Je ne pense qu’on soit dans cet état d’esprit-là. On a renouvelé déjà une première fois le contrat avec le Stade de France. Bien sûr que nous avons gagné sur des négociations parce que nous avions un manque à gagner très important. Nous avons réévalué nos recettes. Nous allons rester sur des positions d’honnêteté intellectuelle et économique qui ne mettent pas à mal le Stade de France et qui permettent à la FFR d’avoir des ressources nouvelles. On ne peut pas galvauder et penser que sera « tout bénef’ » pour la fédération.

Assiste-t-on à un début de match entre le projet « Grand Stade » et le Stade de France, en vue des JO notamment ?

Pas du tout. Il faut prendre en compte que l’on postule pour l’organisation des JO. Si par bonheur nous avions l’organisation de ces JO, ce que je souhaite, c’est sûr, ce serait une vision de développement différente, surtout pour le Stade de France. Nous, nous sommes sur une affaire privée. Elle nous permet d’avoir une vision de développement complètement différente. Mais il n’y aura pas de choc entre la partie financière du Stade de France et celle du futur Grand Stade si nous le faisons.

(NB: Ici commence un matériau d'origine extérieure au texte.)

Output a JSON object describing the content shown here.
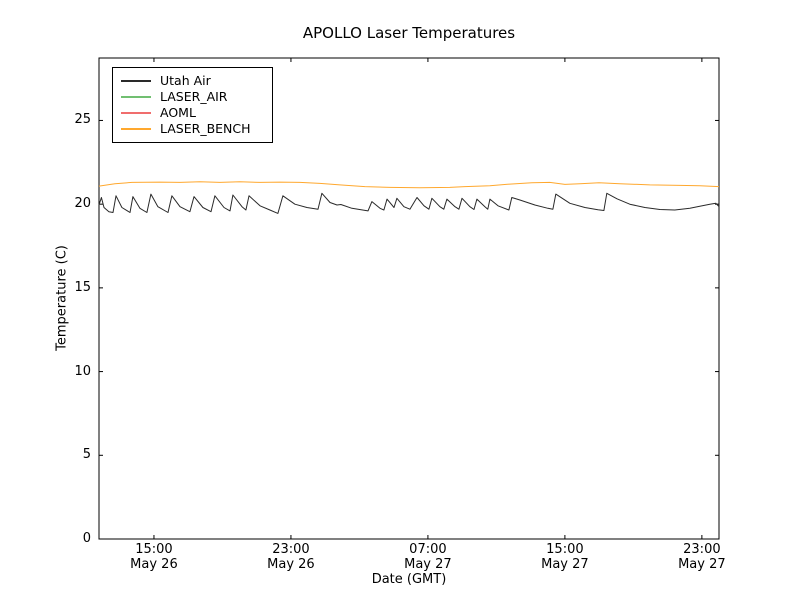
{
  "window": {
    "background": "#ffffff"
  },
  "chart_data": {
    "type": "line",
    "title": "APOLLO Laser Temperatures",
    "xlabel": "Date (GMT)",
    "ylabel": "Temperature (C)",
    "x_unit": "hours since May 26 00:00 GMT",
    "xlim": [
      11.79,
      48.0
    ],
    "ylim": [
      0,
      28.73
    ],
    "grid": false,
    "legend_position": "upper left",
    "x_ticks": [
      {
        "value": 15,
        "label": "15:00",
        "sublabel": "May 26"
      },
      {
        "value": 23,
        "label": "23:00",
        "sublabel": "May 26"
      },
      {
        "value": 31,
        "label": "07:00",
        "sublabel": "May 27"
      },
      {
        "value": 39,
        "label": "15:00",
        "sublabel": "May 27"
      },
      {
        "value": 47,
        "label": "23:00",
        "sublabel": "May 27"
      }
    ],
    "y_ticks": [
      {
        "value": 0,
        "label": "0"
      },
      {
        "value": 5,
        "label": "5"
      },
      {
        "value": 10,
        "label": "10"
      },
      {
        "value": 15,
        "label": "15"
      },
      {
        "value": 20,
        "label": "20"
      },
      {
        "value": 25,
        "label": "25"
      }
    ],
    "series": [
      {
        "name": "Utah Air",
        "color": "#2a2a2a",
        "x": [
          11.79,
          11.93,
          12.08,
          12.37,
          12.61,
          12.78,
          13.13,
          13.6,
          13.77,
          14.18,
          14.59,
          14.82,
          15.23,
          15.82,
          16.05,
          16.52,
          17.1,
          17.34,
          17.86,
          18.33,
          18.56,
          19.09,
          19.44,
          19.61,
          20.14,
          20.37,
          20.55,
          21.19,
          21.77,
          22.24,
          22.53,
          23.23,
          23.93,
          24.58,
          24.81,
          25.28,
          25.69,
          25.92,
          26.56,
          27.5,
          27.73,
          28.2,
          28.43,
          28.61,
          29.02,
          29.19,
          29.6,
          29.95,
          30.36,
          30.77,
          31.06,
          31.23,
          31.7,
          31.93,
          32.11,
          32.58,
          32.81,
          32.99,
          33.45,
          33.69,
          33.86,
          34.33,
          34.5,
          34.62,
          35.09,
          35.73,
          35.9,
          36.37,
          37.25,
          38.01,
          38.3,
          38.47,
          39.29,
          40.17,
          40.93,
          41.28,
          41.45,
          42.04,
          42.79,
          43.67,
          44.55,
          45.42,
          46.3,
          46.88,
          47.47,
          47.82,
          48.0
        ],
        "y": [
          19.95,
          20.4,
          19.8,
          19.55,
          19.5,
          20.5,
          19.8,
          19.5,
          20.45,
          19.75,
          19.5,
          20.6,
          19.85,
          19.5,
          20.5,
          19.85,
          19.55,
          20.45,
          19.8,
          19.55,
          20.5,
          19.8,
          19.6,
          20.55,
          19.85,
          19.65,
          20.5,
          19.9,
          19.65,
          19.45,
          20.5,
          20.0,
          19.8,
          19.7,
          20.65,
          20.1,
          19.95,
          19.98,
          19.75,
          19.6,
          20.15,
          19.75,
          19.65,
          20.3,
          19.8,
          20.35,
          19.85,
          19.7,
          20.4,
          19.9,
          19.7,
          20.35,
          19.85,
          19.7,
          20.3,
          19.85,
          19.7,
          20.35,
          19.85,
          19.68,
          20.3,
          19.85,
          19.7,
          20.3,
          19.9,
          19.65,
          20.4,
          20.25,
          19.95,
          19.75,
          19.7,
          20.6,
          20.05,
          19.8,
          19.67,
          19.62,
          20.65,
          20.32,
          20.0,
          19.8,
          19.68,
          19.65,
          19.75,
          19.88,
          20.0,
          20.05,
          19.85
        ]
      },
      {
        "name": "LASER_AIR",
        "color": "#71bf71",
        "x": [],
        "y": []
      },
      {
        "name": "AOML",
        "color": "#f06d6d",
        "x": [],
        "y": []
      },
      {
        "name": "LASER_BENCH",
        "color": "#ffa82e",
        "x": [
          11.79,
          12.72,
          13.72,
          15.35,
          16.52,
          17.69,
          18.85,
          20.02,
          21.19,
          22.36,
          23.53,
          24.69,
          25.86,
          27.32,
          28.78,
          30.53,
          32.28,
          33.16,
          34.62,
          35.79,
          37.07,
          38.12,
          39.0,
          39.88,
          40.99,
          42.21,
          43.96,
          45.72,
          46.88,
          48.0
        ],
        "y": [
          21.08,
          21.22,
          21.3,
          21.32,
          21.3,
          21.34,
          21.3,
          21.34,
          21.3,
          21.32,
          21.3,
          21.24,
          21.15,
          21.05,
          21.0,
          20.98,
          21.0,
          21.05,
          21.1,
          21.2,
          21.28,
          21.3,
          21.18,
          21.22,
          21.28,
          21.22,
          21.15,
          21.12,
          21.1,
          21.05
        ]
      }
    ]
  },
  "legend": {
    "items": [
      {
        "label": "Utah Air",
        "color": "#2a2a2a"
      },
      {
        "label": "LASER_AIR",
        "color": "#71bf71"
      },
      {
        "label": "AOML",
        "color": "#f06d6d"
      },
      {
        "label": "LASER_BENCH",
        "color": "#ffa82e"
      }
    ]
  },
  "colors": {
    "axes": "#000000",
    "text": "#000000",
    "background": "#ffffff"
  }
}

Où en êtes-vous de l’avancement du projet « Grand Stade » ?

Dans quelque temps, nous allons annoncer et démontrer à tout le monde que nous sommes sur une voie de conception de ce stade qui est encourageante et nous permet d’envisager l’avenir différemment. Nous travaillons d'arrache-pied, nous mettrons tout en œuvre pour y arriver. On est en discussion avec le constructeur pour finaliser très exactement les prix et la façon dont on peut mettre en place notre stade. Cette annonce n’interviendra pas dans l’immédiat. Je ne vous dirai pas qu’elle aura lieu à la fin du Tournoi, ni au mois d’avril, mais ça sera fait très rapidement.